Sono oltre 600 gli stranieri all'università di Rimini: i cinesi i più numerosi

Due dei tanti studenti cinesi che frequentano l'università di Rimini

Due dei tanti studenti cinesi che frequentano l'università di Rimini

Rimini - E' un campus piccolo, quello di Rimini. Ma non sono molte le università in Italia che possono vantare tanti studenti stranieri come quella riminese. Nell'ultimo anno accademico (quelli del nuovo non sono ancora disponibili) gli stranieri hanno raggiunto quota 609, pari al 12% del totale degli iscritti all'università riminese.

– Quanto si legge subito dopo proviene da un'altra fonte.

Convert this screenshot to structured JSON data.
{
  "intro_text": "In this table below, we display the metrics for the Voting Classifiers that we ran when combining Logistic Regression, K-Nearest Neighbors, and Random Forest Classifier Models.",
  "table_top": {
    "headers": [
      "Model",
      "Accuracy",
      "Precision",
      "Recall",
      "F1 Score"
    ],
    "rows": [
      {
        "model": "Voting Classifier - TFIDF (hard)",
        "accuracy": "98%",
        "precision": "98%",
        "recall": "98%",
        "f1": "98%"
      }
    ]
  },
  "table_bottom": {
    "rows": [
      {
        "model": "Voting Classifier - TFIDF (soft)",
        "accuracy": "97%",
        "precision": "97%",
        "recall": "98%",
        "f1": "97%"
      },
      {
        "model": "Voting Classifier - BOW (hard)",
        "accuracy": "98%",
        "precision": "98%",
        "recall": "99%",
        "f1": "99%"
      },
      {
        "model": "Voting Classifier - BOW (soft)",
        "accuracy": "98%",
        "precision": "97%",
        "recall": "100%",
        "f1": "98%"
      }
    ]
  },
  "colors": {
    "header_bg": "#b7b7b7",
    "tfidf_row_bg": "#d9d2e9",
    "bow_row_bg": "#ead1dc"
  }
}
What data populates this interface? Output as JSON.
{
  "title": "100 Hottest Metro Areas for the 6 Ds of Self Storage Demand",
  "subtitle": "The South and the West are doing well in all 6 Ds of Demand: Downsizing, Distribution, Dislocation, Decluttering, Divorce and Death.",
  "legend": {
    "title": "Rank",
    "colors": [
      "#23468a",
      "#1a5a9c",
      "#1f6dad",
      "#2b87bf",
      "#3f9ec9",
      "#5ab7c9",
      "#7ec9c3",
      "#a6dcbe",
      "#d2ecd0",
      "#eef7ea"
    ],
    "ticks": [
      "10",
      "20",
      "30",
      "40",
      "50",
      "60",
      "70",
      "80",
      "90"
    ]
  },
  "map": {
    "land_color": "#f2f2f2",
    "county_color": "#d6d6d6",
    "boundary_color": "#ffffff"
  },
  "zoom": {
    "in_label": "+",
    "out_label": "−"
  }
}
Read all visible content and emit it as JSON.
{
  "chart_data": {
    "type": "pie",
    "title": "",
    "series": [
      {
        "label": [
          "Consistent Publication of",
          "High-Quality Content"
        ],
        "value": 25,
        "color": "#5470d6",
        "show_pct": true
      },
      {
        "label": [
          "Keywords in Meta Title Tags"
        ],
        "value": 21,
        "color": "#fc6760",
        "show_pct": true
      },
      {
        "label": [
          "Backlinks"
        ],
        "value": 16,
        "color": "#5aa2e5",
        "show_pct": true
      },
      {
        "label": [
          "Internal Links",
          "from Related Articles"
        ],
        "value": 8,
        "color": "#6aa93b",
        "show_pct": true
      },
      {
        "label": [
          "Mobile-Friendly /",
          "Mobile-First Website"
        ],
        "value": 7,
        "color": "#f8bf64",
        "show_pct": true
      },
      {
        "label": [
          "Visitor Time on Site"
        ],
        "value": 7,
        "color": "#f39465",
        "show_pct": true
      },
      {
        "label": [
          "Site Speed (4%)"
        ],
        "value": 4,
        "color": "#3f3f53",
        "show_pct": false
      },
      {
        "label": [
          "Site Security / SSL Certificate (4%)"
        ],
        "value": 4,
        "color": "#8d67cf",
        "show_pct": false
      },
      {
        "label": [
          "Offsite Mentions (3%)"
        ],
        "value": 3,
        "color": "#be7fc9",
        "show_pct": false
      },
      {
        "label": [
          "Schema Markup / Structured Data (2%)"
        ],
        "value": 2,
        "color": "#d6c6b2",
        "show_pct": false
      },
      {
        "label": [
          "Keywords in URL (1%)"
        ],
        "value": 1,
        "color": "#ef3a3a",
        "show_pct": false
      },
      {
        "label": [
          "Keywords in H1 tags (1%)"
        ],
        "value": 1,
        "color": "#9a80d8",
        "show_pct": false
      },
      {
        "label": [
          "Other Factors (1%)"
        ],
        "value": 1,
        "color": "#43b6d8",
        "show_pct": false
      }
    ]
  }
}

Nell'arco di un solo anno sono cresciuti di un punto percentuale, con un aumento di 60 iscritti, a cui vanno aggiunti anche i 115 della vicina Repubblica di San Marino. In testa però ci sono gli studenti dalla Cina: sono 128. Ma a Rimini sono presenti in questo momento studenti provenienti da oltre 70 nazioni diverse. E sbaglia chi pensa che si tratti di giovani di origine straniera già residenti nel Riminese e dintorni. "La maggioranza di questi ragazzi - conferma Sergio Brasini, coordinatore della sede universitaria - viene appositamente a Rimini dal paese di origine per studiare". L'alta affluenza di studenti stranieri è dovuta anche ai tanti corsi in lingua inglese: sono 6 sui 19 totali proposti a Rimini. "Un respiro internazionale - commenta il Comune di Rimini – che ci convince ancora di più dell'impegno a sostegno del polo universitario, che gioca un ruolo fondamentale nello sviluppo economico dei territori e nel consolidamento e nel progresso dell'intera comunità. Una presenza che richiama studenti da tutto il mondo, a conferma della credibilità e del prestigio internazionale crescente il polo riminese riscontra anche all'estero". Per l'amministrazione è merito anche "di quanto fatto finora dal sistema pubblico e privato riminese e da UniRimini (la società pubblico-privata a sostegno dell'università), ma anche un invito e uno stimolo a continuare sulla strada degli investimenti e della partecipazione attiva, senza i quali anche i risultati già ottenuti sarebbero rimessi in discussione”.